巨額の罰則金が大きな影響 - 質問上の回答次第で罰則の可能性も

日本国内においてもGDPRがこれだけ話題となる理由の1つとして、大洞氏は「罰則金が大きいこと」を挙げる。

「違反した場合、最大2000万ユーロまたは売上高の4%が罰則金として科せられますので相当なインパクトがあります。そして注意すべきは、制裁を行うのが拠点のある国の当局もしくは主たる監督当局となる点です。例えば、同じドイツであっても州ごとに当局があり、それぞれの考え方には温度差があります。日本の感覚で言うと、罰則金を科されるケースというのはよほど大きな情報漏洩事故が置きたり、消費者から通報があったりした場合のみといったイメージかもしれません。しかし、欧州では当局のスタンスにより、当局から主要企業へ質問状が送付されるケースもあり、その回答内容によって当局側が点検を行い、その結果として罰則金を科せられる可能性もあります」(大洞氏)

  • 法令違反時に想定される企業等への影響 資料:KPMGコンサルティング

日本政府が急ぐ「十分性認定」の取得

このように対応面でも罰則においても厳しい内容のGDPRだが、日本政府は2018年早期の「十分性認定」のEUからの取得を目指している。個人データ保護レベルについての「十分性認定」が国家間に存在すれば、相互の個人データの自由な流通は保障されることになるため、企業の負担も軽減される。

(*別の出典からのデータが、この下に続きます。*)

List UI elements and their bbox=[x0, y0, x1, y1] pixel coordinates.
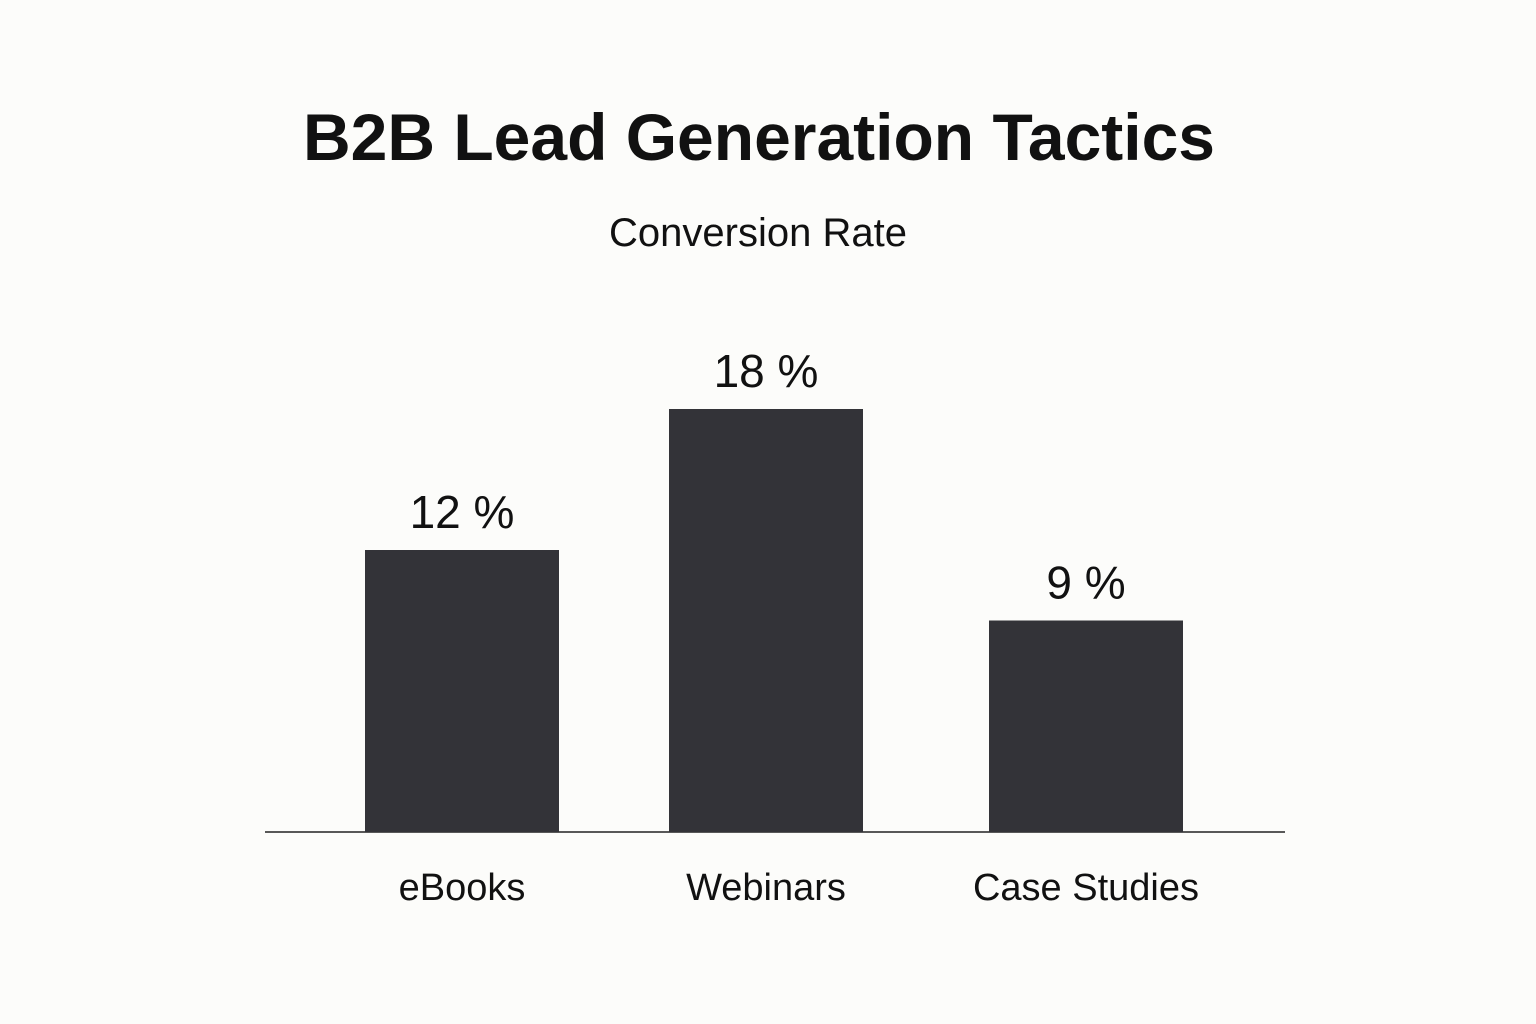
chart-title: B2B Lead Generation Tactics bbox=[302, 100, 1216, 174]
category-label-ebooks: eBooks bbox=[399, 867, 526, 909]
chart-subtitle: Conversion Rate bbox=[609, 211, 907, 255]
value-label-ebooks: 12 % bbox=[410, 486, 515, 538]
category-label-case-studies: Case Studies bbox=[973, 867, 1199, 909]
bar-webinars bbox=[669, 409, 863, 832]
bar-ebooks bbox=[365, 550, 559, 832]
bar-case-studies bbox=[989, 620, 1183, 832]
value-label-case-studies: 9 % bbox=[1046, 557, 1125, 609]
bars-group: 12 % eBooks 18 % Webinars 9 % Case Studies bbox=[365, 345, 1199, 909]
category-label-webinars: Webinars bbox=[686, 867, 846, 909]
value-label-webinars: 18 % bbox=[714, 345, 819, 397]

個人情報保護委員会が示したガイドライン策定の方針文書では、十分性認定を受けるための5項目が記されているが、この内容に日本の法令とGDPRの各種定義の差が多く記載されているという。その一例がセンシティブ情報に関する定義だ。例えば労働組合に関する情報は欧州ではセンシティブ情報に含まれるが日本では明確には含まれていない。

「日本企業が十分性認定を受けるには、欧州の定義に合わせた個人データの管理が求められると予想されます。また、国内の多くの企業が十分性認定の取得を望んでいますが、気を付けなければいけないのは、自由になるのはあくまでデータの移転に関してのみということです。先述したようなデータの処理に関する記録義務やデータ保護オフィサーの設置などは、依然として守る義務があります。十分性認定が得られたからといって、自由に個人データを扱えるというわけではないのです」と大洞氏は注意を促す。

GDPR規制を企業の強みにするために

とかく法規制への対応と言うと「やらねばならないので仕方なくやる」といったスタンスになりがちだが、GDPR対応はむしろ自社に競争優位をもたらすチャンスでもあるという。

「今後のビジネスを行っていくうえで必要になってくるであろう"個人の権利の保護の仕組み"を要求しているのがGDPRです。この規則の大前提としてあるのが、これからの世の中では個人データの取り扱い方が今までとは大きく変わってくるという展望です」と大洞氏は言う。

例えば、ポイントカードを作ったら会員IDつまりその人の識別子ができて、購入履歴やWebの閲覧履歴さらには生体センサーからのデータなど様々な情報と紐づいて結合されていく。つまり、個人データが紐付けの連鎖によりビッグデータとなっていくわけだ。このビッグデータをAIで分析したり、分析専門の企業がプロファイリングしたりするようになってきた時、個人のプライバシーをどう守ればいいのか──将来生じる問題をそこまで見通して、いわば先手を打った規則がGDPRと言えるのである。

「そのため、今のうちにしっかりと対応する仕組みをつくっておけば、これから先、個人データを保護するだけではなく、個人データをビジネスに活かしていくステップに入った時に、規制対応が足を引っ張って競争力を阻害するような事態にはなりません。今、まさに世界各国で個人データ保護に関する規則が変わりつつありますが、欧州がその最先端を走っていることを思えば、GDPRにしっかり対応することのメリットが自ずと見えてくるはずです」と大洞氏は強調する。